A seven-year test of libraries in .43.03 comes to the conclusion ... probably not worth it with rookies?
Four randomly-chosen dwarfs with no prior academic skills produced seven books in seven years. Skill advancement was abysmal (and that's putting it nicely) - massive round-the-clock pondering/discussing gave about one skill level per two years, and only for two of them: one gained a few levels in tracker and wrote a book about animal foraging, the other gained three levels of critical thinking but never wrote anything. Another dwarf made a breakthrough in archeology and wrote a book about that.

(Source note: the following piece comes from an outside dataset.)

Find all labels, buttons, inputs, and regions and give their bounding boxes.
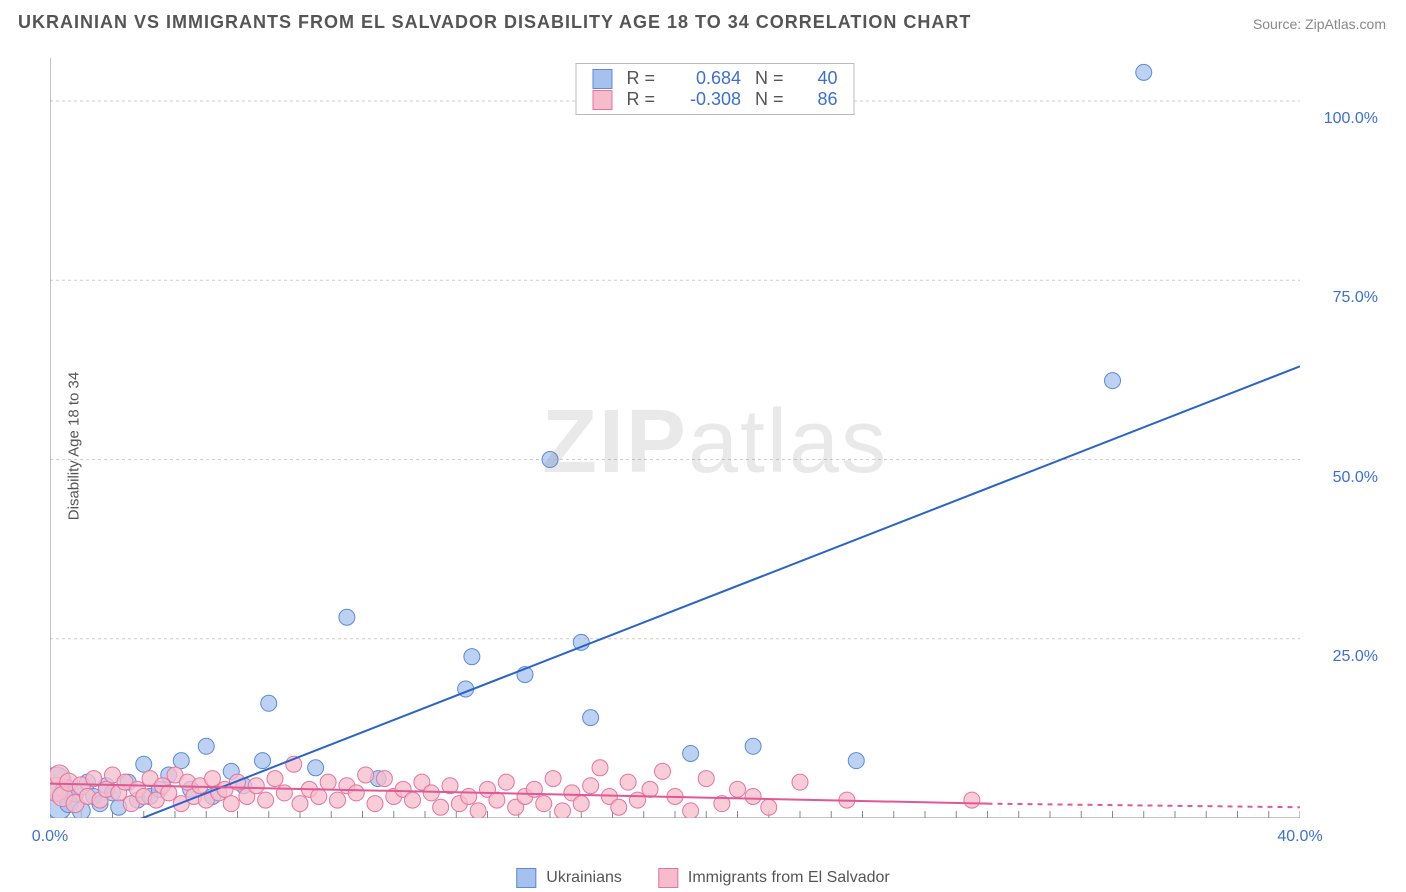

The other five books were random garbage - tourist's guide of the fort, private memoirs. I also turned eight soldiers into scholars, to see whether they'd make a military academy or whether their massive teacher/student skills had any benefit. No such luck, they produced one commentary on the archeology book in two years, that was it. 46 dwarf-years of research, eight written objects, of which three of academic interest. I guess you'll have to embark with proper scholars or attract them as guests, training on the job looks pointless. If the willingness to write anything at all depends on the writer skill, you'll really have to spend embark points on it - you definitely won't get notable skill (or an appreciable number of books) when "dabbling" basically means one book per ten years per dwarf
It didn't help that the dwarven civ has no real base - king and barons, liaison and caravan all exist, but dwarf isn't a playable adventurer type (even after retiring the fort) and the caravan never brought finished books.